I’ve attended a couple of her sessions as well as Mark Farrell’s campaign. Definitely no Peskin.
Meanwhile, everyone should understand how stack rank voting works and know all the mayoral candidates. Knowing just one candidate can put a less desirable candidate in the office. That’s how Boudin became the DA, and we ended up having to do a special election to vote him out.
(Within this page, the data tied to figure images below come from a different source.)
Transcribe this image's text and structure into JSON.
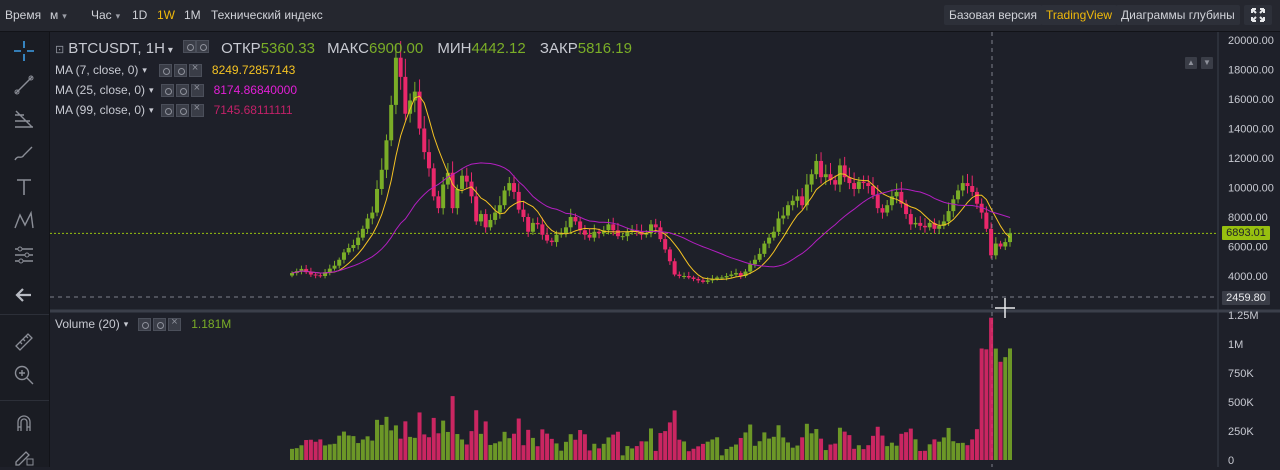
{
  "topbar": {
    "time_label": "Время",
    "minute_label": "м",
    "hour_label": "Час",
    "intervals": [
      "1D",
      "1W",
      "1M"
    ],
    "selected_interval": "1W",
    "index_button": "Технический индекс",
    "views": [
      "Базовая версия",
      "TradingView",
      "Диаграммы глубины"
    ],
    "selected_view": "TradingView"
  },
  "toolbar": {
    "icons": [
      "crosshair-icon",
      "trend-line-icon",
      "fibonacci-icon",
      "brush-icon",
      "text-icon",
      "pattern-icon",
      "prediction-icon",
      "back-arrow-icon",
      "ruler-icon",
      "zoom-in-icon",
      "magnet-icon",
      "pencil-lock-icon"
    ]
  },
  "legend": {
    "symbol": "BTCUSDT, 1H",
    "open_label": "ОТКР",
    "open_value": "5360.33",
    "high_label": "МАКС",
    "high_value": "6900.00",
    "low_label": "МИН",
    "low_value": "4442.12",
    "close_label": "ЗАКР",
    "close_value": "5816.19",
    "ma": [
      {
        "label": "MA (7, close, 0)",
        "value": "8249.72857143",
        "color": "#f5c323"
      },
      {
        "label": "MA (25, close, 0)",
        "value": "8174.86840000",
        "color": "#e21fd6"
      },
      {
        "label": "MA (99, close, 0)",
        "value": "7145.68111111",
        "color": "#c22168"
      }
    ],
    "volume_label": "Volume (20)",
    "volume_value": "1.181M"
  },
  "axis": {
    "price_ticks": [
      "20000.00",
      "18000.00",
      "16000.00",
      "14000.00",
      "12000.00",
      "10000.00",
      "8000.00",
      "6000.00",
      "4000.00"
    ],
    "current_price": "6893.01",
    "cursor_price": "2459.80",
    "volume_ticks": [
      "1.25M",
      "1M",
      "750K",
      "500K",
      "250K",
      "0"
    ]
  },
  "colors": {
    "up": "#7aad27",
    "down": "#e9286b",
    "ma7": "#f5c323",
    "ma25": "#b21fc0",
    "price_line": "#97c00f"
  },
  "chart_data": {
    "type": "candlestick",
    "symbol": "BTCUSDT",
    "price_axis_range": [
      2000,
      20400
    ],
    "volume_axis_range": [
      0,
      1300000
    ],
    "series": [
      {
        "name": "MA (7, close, 0)"
      },
      {
        "name": "MA (25, close, 0)"
      },
      {
        "name": "MA (99, close, 0)"
      },
      {
        "name": "Volume (20)"
      }
    ],
    "close": [
      4200,
      4330,
      4480,
      4260,
      4100,
      4050,
      4000,
      4260,
      4500,
      4700,
      5100,
      5600,
      5900,
      6100,
      6600,
      7200,
      7900,
      8300,
      9900,
      11200,
      13200,
      15600,
      18800,
      17500,
      15000,
      15900,
      16500,
      14000,
      12400,
      11300,
      9400,
      8600,
      10200,
      11000,
      8600,
      9900,
      10800,
      10400,
      9400,
      7700,
      8200,
      7300,
      7800,
      8300,
      8800,
      9800,
      10300,
      9700,
      8500,
      8000,
      7000,
      7600,
      7500,
      6800,
      6400,
      6300,
      6800,
      6900,
      7300,
      8000,
      7700,
      7100,
      6800,
      6600,
      7000,
      6900,
      7100,
      7500,
      7100,
      6700,
      6700,
      7000,
      7100,
      7000,
      6800,
      6900,
      7500,
      7300,
      6500,
      5800,
      5000,
      4100,
      4000,
      4000,
      3900,
      3800,
      3700,
      3600,
      3700,
      3800,
      3900,
      3900,
      4000,
      4100,
      4200,
      4000,
      4300,
      4800,
      5100,
      5500,
      6200,
      6600,
      7000,
      7900,
      8100,
      8800,
      9100,
      9400,
      8800,
      10200,
      10900,
      11800,
      10700,
      10900,
      10500,
      10200,
      11500,
      10700,
      10300,
      9900,
      10400,
      10300,
      10100,
      9500,
      8600,
      8300,
      8800,
      9400,
      9700,
      8900,
      8200,
      7500,
      7600,
      7400,
      7300,
      7600,
      7200,
      7400,
      7700,
      8400,
      9200,
      9800,
      10300,
      10100,
      9700,
      8900,
      8300,
      7200,
      5400,
      6200,
      6000,
      6300,
      6900
    ]
  }
}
I’d love to see less homeless related crime and safe neighborhood but moving an entire sub population of people out of the city feels too extreme? And some of the homeless are too old, sick or vulnerable to just send back to hometowns
She’s too late in enforcing most of her policies. For last year’s APEC, she very quickly worked with agencies to find resources to remove encampments because Xi was coming in town and she didn’t want SF to look bad. At the same time, she also had 6 years to work with the city attorney to redefine city laws and regulations to reduce voluntary homelessness (people who chose to be homeless and refuses to accept housing).
She’s not an effective leader until it came to last 3-8 months of her term.
She’s boasting her “homeward bound” tactic, but that’s an existing city program that her predecessor, Mark Farrell, had used to give homeless people bus tickets.
I highly recommend you to attend any of the mayoral candidate’s townhall and hear their vision for SF.